The general-loan mode is appropriate for fixed-payment personal, auto, equipment, or business loans where fees may either be added to the balance or paid upfront. Mortgage mode uses monthly payments and adds house value, down payment, points, lender fees, and annual private mortgage insurance. The estimate is a planning tool rather than a lender disclosure. Formal U.S. disclosures can depend on fee classifications and regulatory conventions described in Regulation Z guidance from the CFPB.
Real APR is the primary comparison rate. When it equals the stated rate, fees are zero and the payment/compounding conventions are aligned. A higher APR indicates that charges or timing increase the effective borrowing cost. The APR premium over rate shows the difference in percentage points, which is useful when comparing two offers with similar note rates.

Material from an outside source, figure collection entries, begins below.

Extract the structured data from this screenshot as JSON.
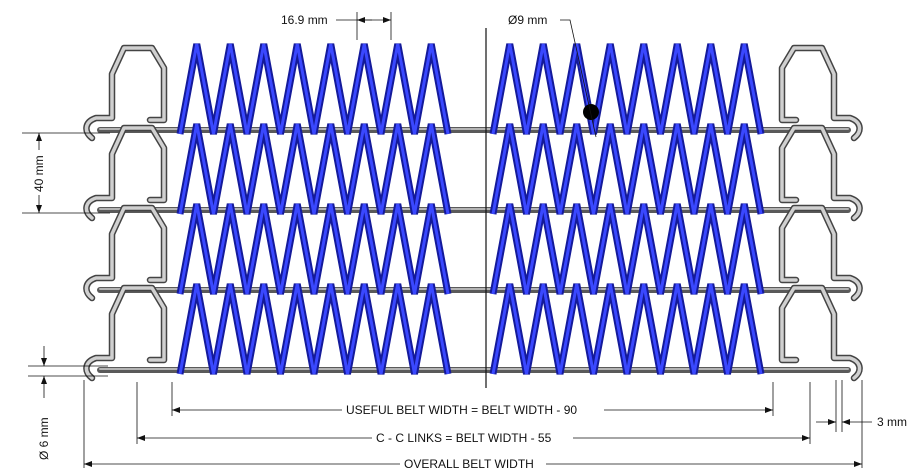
{
  "dimensions": {
    "pitch_top": "16.9 mm",
    "wire_diameter": "Ø9 mm",
    "row_pitch": "40 mm",
    "rod_diameter": "Ø 6 mm",
    "edge_offset": "3 mm",
    "useful_width": "USEFUL BELT WIDTH = BELT WIDTH - 90",
    "cc_links": "C - C LINKS = BELT WIDTH - 55",
    "overall_width": "OVERALL BELT WIDTH"
  },
  "colors": {
    "spiral": "#1a22b0",
    "rod": "#5a5a5a",
    "link": "#444444"
  }
}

Amount financed is the balance used to calculate payments. In general-loan mode it includes loaned fees; in mortgage mode it is the house value minus the down payment. Net proceeds is the economic value received after upfront APR charges. A low net-proceeds figure relative to the balance is a warning that fees are substantial.
Periodic payment is the scheduled installment. Mortgage mode includes monthly PMI when entered. Total of payments is the sum of installments over the full term. Total interest is interest generated by the amortizing principal; recurring insurance and upfront fees are kept in separate categories. All-in cost combines principal, interest, financed fees, upfront charges, points, and recurring insurance as applicable.
The donut uses those same categories, so its segments cross-foot to the all-in total. A zero-value category is omitted rather than drawn as a fake slice. The line chart plots year-end balance and cumulative interest. The annual and payment-detail tables expose the exact schedule behind the chart: opening balance, payment, principal reduction, interest, recurring fee, and ending balance. A zero ending balance confirms the schedule fully amortizes.
Use identical loan amounts and terms when comparing offers, then enter each lender’s rate and APR-eligible fees. Compare the real APR, payment, and all-in cost together. APR is best for standardizing cost, while payment shows near-term affordability and total interest shows long-run dollars. The CFPB explains the distinction between rate and APR for general loans and mortgages.
For mortgages, compare Loan Estimates for the same loan type, term, and lock period. The CFPB’s Loan Estimate explainer shows where APR and other comparison measures appear. For market context, the Federal Reserve’s G.19 consumer credit release publishes selected APR statistics for common credit products.